Updated on 09/17/2011 9:16PM

Simo bets reveal Maryland's decline


WASHINGTON - Throughout the years of debate over legalizing slot machines in Maryland, leaders of the state's racing industry have insisted that tracks need the devices in order to survive. Skeptics questioned their sky-is-falling rhetoric. After all, Thoroughbred racing has managed to keep going without slots for a couple of centuries.

But when Laurel Park concluded the winter season and released the data on wagering from Jan. 1 through April 17, an objective observer could look at the numbers and conclude that the sky had indeed fallen.

All of the competitive pressures affecting the Maryland tracks suddenly manifested themselves with a calamitous drop in business. The problems facing Maryland's horse industry have become a familiar litany: Since slot machines were legalized in neighboring states, they have revived Charles Town and Delaware Park, allowing those once-moribund tracks to offer purses higher than Laurel and Pimlico. Their money has lured horses from Maryland, reducing the attractiveness of its product.

The competition will increase now that Pennsylvania has legalized slots, too. As the quality of racing at Laurel and Pimlico declines, horseplayers will bet less - and fewer dollars will be available for purse money, accelerating the downward spiral.

The dwindling attendance at Laurel and Pimlico seemed to confirm the gloom-and-doom scenario, but Maryland racing nevertheless retained one solid asset. In the all-important national simulcast marketplace, Maryland racing remained a popular product. People wagering at out-of-state tracks and offtrack betting parlors continued to support it - even if Marylanders didn't. Whenever I visited a race book in Las Vegas, I was struck by the fact that Laurel and Pimlico were usually given billing as major league tracks - while competitors such as Delaware, Philly Park, and Charles Town were not.
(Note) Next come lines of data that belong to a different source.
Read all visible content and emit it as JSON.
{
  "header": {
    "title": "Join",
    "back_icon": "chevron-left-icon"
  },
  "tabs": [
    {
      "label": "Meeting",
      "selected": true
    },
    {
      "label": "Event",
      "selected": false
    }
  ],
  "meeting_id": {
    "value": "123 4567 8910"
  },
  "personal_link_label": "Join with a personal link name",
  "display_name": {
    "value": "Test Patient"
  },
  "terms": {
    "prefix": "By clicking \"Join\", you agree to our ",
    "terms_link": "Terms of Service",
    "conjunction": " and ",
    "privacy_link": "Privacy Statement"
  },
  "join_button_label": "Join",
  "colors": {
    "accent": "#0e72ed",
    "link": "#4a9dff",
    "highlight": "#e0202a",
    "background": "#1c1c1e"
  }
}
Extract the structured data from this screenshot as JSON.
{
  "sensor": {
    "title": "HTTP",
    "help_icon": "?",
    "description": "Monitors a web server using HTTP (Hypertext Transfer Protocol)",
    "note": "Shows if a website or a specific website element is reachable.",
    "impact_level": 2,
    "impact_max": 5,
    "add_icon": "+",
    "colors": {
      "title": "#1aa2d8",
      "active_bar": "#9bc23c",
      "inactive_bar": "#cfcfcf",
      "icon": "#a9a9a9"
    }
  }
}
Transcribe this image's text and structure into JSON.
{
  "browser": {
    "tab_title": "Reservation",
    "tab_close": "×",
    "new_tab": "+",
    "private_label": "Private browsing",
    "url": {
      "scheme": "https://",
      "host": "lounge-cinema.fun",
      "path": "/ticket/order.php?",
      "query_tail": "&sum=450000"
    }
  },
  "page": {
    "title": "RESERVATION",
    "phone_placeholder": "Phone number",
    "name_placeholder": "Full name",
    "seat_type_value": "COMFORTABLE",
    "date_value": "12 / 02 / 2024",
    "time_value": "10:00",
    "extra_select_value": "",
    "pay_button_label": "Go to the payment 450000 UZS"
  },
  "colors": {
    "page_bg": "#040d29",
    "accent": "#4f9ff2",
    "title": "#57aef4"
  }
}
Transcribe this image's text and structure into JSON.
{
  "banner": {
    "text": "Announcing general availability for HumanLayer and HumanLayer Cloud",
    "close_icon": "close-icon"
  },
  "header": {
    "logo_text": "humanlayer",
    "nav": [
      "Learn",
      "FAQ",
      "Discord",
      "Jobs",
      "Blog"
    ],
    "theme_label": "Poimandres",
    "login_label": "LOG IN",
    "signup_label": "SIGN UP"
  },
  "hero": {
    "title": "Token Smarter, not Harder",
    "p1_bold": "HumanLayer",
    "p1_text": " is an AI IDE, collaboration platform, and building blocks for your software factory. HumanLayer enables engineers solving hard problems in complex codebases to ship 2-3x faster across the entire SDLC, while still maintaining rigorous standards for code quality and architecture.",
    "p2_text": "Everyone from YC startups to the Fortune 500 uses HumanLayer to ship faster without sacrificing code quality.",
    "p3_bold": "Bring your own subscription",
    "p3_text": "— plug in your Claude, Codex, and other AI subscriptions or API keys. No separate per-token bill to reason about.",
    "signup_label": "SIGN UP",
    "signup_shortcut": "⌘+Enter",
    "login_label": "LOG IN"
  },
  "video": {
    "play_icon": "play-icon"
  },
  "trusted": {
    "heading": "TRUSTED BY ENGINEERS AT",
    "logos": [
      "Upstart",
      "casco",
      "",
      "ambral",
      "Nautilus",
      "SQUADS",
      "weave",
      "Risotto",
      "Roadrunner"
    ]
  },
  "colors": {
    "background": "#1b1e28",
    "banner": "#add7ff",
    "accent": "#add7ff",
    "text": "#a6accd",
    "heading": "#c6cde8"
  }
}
The explanation, in part, is that horseplayers are creatures of habit, and they bet the tracks with which they have long been familiar. So even though racing in Maryland had deteriorated, those simulcast bettors didn't seem to notice.

This winter, they did. Suddenly they turned away from Maryland racing en masse. One day this winter, an executive at Boston's Suffolk Downs looked at the printout of his wagering data and saw a figure that stood out: betting on Maryland was down 30 percent from the previous year. He phoned Lou Raffetto Jr., Laurel's chief operating officer, and asked if he knew of any reason for the drop.

Raffetto had to answer that a similar phenomenon was occurring in many places. "As the quality [of our racing] eroded, we lost some of our following," Raffetto acknowledged. In part, he said, this was a result of temporary circumstances: With the Laurel racing strip being rebuilt, some of its midwinter racing was conducted at Pimlico, which usually doesn't draw fields as large as Laurel. Moreover, he said, the tracks carded fewer races per week, accounting for some of the drop in wagering.

The size of the drop was stunning. While ontrack business declined by only a few percentages points, out-of-state wagering on Maryland's races plunged 24 percent - from $155.8 million in the comparable period a year ago to $118 million.

It would be comforting to believe transitory factors accounted for the decline. But the deterioration of the Maryland product is anything but a passing phenomenon. Maryland has been especially hurt at the lower end of the racing spectrum by competition from Charles Town. The bread-and-butter, cheaper claiming races have become dismal fare that is almost unbettable. In Thursday's second race at Pimlico, an event for bottom-level maidens, seven wagering interests were entered; a majority of the horses hadn't finished within 10 lengths of a winner in at least a calendar year. Even hard-core gamblers are going to shun races like this one. The simulcast marketplace offers too many better alternatives.

An optimist could point out that Maryland still has some important assets: Most trainers have not pulled their stables out of the state. Maryland's breeding industry is still superior to its neighbors'. When Laurel's new turf course goes into operation this fall, it will surely attract large fields and more bettable races. But these positives will be offset when slot machines start whirring in Pennsylvania. Philly Park's purses will dwarf Maryland's, and Penn National will join Charles Town in sucking away horses from lower-level races.

The legalization of slots in Pennsylvania was bad news for Maryland, but the recent decline in out-of-state betting numbers might have been even worse. Maryland could survive a decline in the quality of its racing product better than it can the disappearance of its customers. The simulcast customers who have been alienated are unlikely to return. This winter's precipitous drop in business might have been just the first step in a long slide toward minor league status for the state's once-proud Thoroughbred industry.